Maxie Graham stood in a roomful of suspended students, kids in trouble for any number of things — fighting, talking back, bullying.

Graham — still built like the football lineman he once was and boasting a voice made for locker room speeches — seemed exactly the sort of teacher to persuade them to get back on track. He started with asking them all to memorize a poem.

“I am the master of my fate/I am the captain of my soul,” he boomed, quoting the last lines of William Ernest Henley’s Invictus.

It was a sampling of how the Miami-Dade County school system plans to meet its ambitious goal of eliminating out-of-school suspensions.
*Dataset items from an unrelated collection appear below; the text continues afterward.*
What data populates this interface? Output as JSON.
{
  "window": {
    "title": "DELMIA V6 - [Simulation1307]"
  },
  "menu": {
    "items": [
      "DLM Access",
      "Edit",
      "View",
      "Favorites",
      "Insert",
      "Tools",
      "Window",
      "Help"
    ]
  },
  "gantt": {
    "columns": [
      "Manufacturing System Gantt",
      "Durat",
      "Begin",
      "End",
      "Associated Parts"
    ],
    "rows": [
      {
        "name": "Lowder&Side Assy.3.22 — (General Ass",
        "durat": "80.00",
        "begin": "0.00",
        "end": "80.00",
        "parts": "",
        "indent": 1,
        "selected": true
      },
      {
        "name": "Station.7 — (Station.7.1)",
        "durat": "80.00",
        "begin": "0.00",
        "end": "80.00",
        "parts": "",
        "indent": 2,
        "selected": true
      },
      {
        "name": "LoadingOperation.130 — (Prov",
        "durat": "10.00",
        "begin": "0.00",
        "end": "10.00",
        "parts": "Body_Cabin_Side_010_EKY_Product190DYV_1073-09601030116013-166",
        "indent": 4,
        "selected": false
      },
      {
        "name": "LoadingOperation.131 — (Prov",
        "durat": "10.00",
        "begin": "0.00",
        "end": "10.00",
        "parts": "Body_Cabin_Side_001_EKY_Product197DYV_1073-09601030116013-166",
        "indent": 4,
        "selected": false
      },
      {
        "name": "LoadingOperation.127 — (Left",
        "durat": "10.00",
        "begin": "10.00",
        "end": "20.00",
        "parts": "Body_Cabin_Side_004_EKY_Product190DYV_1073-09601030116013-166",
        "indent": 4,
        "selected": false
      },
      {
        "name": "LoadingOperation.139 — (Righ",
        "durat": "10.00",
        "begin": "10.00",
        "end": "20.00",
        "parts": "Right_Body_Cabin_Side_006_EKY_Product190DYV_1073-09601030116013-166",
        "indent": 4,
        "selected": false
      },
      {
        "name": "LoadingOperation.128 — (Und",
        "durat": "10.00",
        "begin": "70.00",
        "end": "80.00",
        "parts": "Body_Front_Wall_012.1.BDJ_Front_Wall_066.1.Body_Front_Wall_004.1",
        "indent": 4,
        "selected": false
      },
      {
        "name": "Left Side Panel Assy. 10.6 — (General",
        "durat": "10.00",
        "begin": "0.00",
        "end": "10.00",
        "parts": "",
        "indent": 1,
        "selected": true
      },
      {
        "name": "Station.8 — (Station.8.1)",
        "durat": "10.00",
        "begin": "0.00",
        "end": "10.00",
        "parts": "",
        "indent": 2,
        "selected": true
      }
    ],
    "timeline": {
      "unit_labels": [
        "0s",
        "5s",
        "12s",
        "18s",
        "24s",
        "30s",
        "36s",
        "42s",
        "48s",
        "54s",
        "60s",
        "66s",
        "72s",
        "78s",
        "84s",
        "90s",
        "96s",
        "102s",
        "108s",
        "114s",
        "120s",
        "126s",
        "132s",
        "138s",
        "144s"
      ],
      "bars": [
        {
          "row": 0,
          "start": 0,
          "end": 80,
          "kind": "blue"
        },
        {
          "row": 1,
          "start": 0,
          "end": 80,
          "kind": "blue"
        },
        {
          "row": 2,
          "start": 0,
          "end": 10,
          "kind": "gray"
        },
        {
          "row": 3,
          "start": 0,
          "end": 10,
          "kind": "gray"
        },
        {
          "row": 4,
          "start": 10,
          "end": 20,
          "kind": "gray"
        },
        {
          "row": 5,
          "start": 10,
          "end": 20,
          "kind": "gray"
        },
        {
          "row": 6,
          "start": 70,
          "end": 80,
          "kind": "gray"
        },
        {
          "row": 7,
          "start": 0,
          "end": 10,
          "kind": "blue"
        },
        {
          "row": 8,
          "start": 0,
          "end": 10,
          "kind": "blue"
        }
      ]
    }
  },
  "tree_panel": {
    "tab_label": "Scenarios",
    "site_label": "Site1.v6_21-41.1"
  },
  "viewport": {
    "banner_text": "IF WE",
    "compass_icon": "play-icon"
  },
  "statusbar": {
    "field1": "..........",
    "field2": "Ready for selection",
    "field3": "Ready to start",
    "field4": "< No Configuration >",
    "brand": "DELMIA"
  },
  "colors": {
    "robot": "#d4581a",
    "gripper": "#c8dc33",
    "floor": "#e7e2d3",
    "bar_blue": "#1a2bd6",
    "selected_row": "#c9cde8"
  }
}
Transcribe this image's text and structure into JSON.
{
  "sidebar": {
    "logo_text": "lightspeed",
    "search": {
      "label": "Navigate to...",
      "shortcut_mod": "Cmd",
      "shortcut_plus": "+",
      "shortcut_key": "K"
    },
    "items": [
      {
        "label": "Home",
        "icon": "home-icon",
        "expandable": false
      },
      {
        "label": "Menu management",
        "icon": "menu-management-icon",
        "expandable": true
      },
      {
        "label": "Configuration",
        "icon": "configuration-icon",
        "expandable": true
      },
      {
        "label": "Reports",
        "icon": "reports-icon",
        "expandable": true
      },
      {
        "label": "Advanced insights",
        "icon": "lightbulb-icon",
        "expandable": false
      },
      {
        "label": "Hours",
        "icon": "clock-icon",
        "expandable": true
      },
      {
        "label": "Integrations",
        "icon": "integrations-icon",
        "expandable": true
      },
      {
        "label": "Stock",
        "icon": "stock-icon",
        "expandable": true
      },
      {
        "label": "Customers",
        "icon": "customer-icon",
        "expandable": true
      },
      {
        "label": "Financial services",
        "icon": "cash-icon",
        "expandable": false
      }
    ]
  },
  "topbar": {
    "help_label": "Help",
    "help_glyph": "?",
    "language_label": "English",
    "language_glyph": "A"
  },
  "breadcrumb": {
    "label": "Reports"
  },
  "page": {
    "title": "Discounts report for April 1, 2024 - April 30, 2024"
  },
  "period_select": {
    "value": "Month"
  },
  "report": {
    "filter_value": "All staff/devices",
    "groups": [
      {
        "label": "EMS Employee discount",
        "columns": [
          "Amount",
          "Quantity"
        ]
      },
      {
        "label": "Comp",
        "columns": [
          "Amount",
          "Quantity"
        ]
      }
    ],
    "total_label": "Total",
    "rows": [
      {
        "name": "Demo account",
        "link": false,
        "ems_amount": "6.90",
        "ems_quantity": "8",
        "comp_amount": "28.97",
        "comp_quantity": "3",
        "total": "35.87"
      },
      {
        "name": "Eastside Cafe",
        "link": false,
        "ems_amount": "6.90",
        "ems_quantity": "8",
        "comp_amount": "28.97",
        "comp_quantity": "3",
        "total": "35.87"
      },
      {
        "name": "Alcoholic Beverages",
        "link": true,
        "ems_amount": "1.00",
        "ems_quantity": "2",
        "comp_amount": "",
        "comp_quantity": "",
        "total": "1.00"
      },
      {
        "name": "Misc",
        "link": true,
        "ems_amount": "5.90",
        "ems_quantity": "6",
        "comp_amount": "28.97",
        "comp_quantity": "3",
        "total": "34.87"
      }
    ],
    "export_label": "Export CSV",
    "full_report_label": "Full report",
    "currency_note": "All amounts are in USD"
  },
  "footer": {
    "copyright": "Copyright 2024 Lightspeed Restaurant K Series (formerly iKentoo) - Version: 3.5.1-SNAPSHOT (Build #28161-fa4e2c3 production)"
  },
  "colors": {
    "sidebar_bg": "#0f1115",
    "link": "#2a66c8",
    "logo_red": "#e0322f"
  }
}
It used to be that suspended students essentially got a vacation: they were sent home for weeks at a time, where they may be left unsupervised and often fell behind in their classwork.

This year, every student who gets suspended will be sent to an off-campus classroom like Graham’s. They’re called Success Centers, and after a pilot program last year, the school district has doubled the number of centers around the county to 10. It’s now mandatory for suspended students to attend.

The recidivism rate among students sent to the centers last year is less than one percent.

The results so far are promising. The recidivism rate among students sent to the centers last year is less than 1 percent. Broward County, which launched a similar program a few years ago, has also shown encouraging results.

School suspensions rarely show much success in changing student behavior. Quite the opposite: Being suspended from school — even just once — has been shown to lead to higher dropout rates and students are less likely to enroll in college.

The approach of the success center isn’t just on academics. There is more emphasis on values and teaching positive behaviors, combined with one-on-one instruction with hand-picked teachers like Graham.

“It’s about building character,” Graham said. “Once the kid gets character built in them, they will move to be more responsible.”

After playing football in college at Western Illinois, Graham, an All-American defensive tackle, tried out for the Chicago Bears in 1992. He didn’t make the team, but played briefly for the Tampa Bay Storm arena football team before getting cut.

Graham returned to home to Opa-locka, where his high school football coach got him a gig as a substitute teacher at North Miami Middle. He’s been in the classroom ever since — about 20 years.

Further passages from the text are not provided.